En 2025, las ventas minoristas de aceite de oliva alcanzaron los 170 millones de euros, lo que representa un crecimiento del 13,4% en valor respecto al año anterior. Se espera que para 2030 esta cifra supere los 220 millones, lo que representará un crecimiento en el valor superior a la media del mercado (3,4%), marcado por el efecto de premiumización del producto.

5 oportunidades para el aceite de oliva 

El estudio de ICEX concluye que India ofrece un amplio recorrido para el crecimiento del aceite de oliva, apoyado en una combinación de factores económicos, demográficos y comerciales que pueden reforzar la posición de España como principal proveedor del país. 

Entre las oportunidades, el informe destaca las siguientes:

Acuerdo de Libre Comercio entre la Unión Europea e India, actualmente en negociación, cuya entrada en vigor supondría una reducción de los aranceles aplicados al aceite de oliva y transformaría la competitividad del producto español frente a otros aceites vegetales y a los suministradores de terceros países. 

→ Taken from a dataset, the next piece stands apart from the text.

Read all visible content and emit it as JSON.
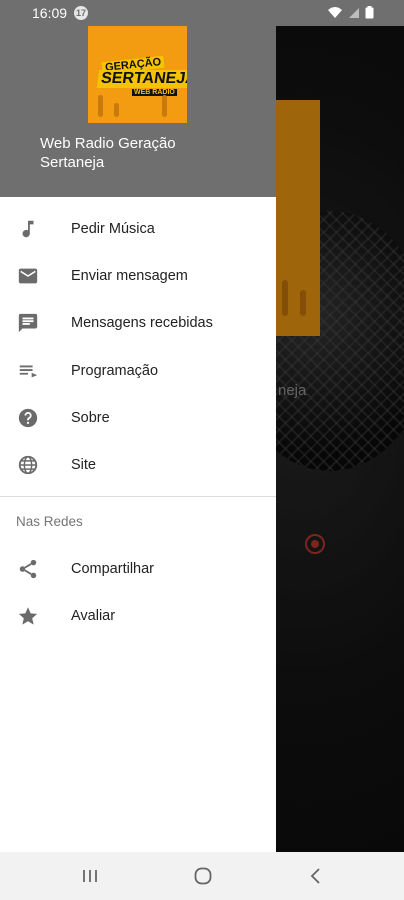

Auge del quick-commerce, una nueva vía de acceso al consumidor indio. Este canal de venta rápida representa una barrera de entrada más baja para las marcas españolas, permitiéndoles ganar visibilidad y llegar a un público urbano cada vez más acostumbrado a realizar compras inmediatas a través de plataformas digitales. 

Posicionamiento del aceite de oliva virgen extra como un alimento saludable y de calidad. Frente al creciente desarrollo de los aceites funcionales o blended, el virgen extra mantiene una imagen asociada a la dieta saludable y a la prevención de enfermedades, un atributo que el estudio considera diferencial para impulsar su consumo. 

Crecimiento de la clase media urbana, que constituye la principal base de consumidores potenciales, refuerza además las expectativas de expansión del mercado. El aumento del poder adquisitivo y la incorporación de hábitos alimentarios más saludables favorecen la introducción de productos de mayor valor añadido como el aceite de oliva. 

Incremento de las prescripciones médicas que recomiendan el consumo de aceite de oliva para la prevención y el tratamiento de enfermedades cardiovasculares. Según recoge ICEX, esta mayor concienciación sobre los beneficios para la salud está contribuyendo a consolidar el aceite de oliva como un producto cada vez más reconocido entre los consumidores indios, abriendo nuevas oportunidades para las empresas exportadoras españolas.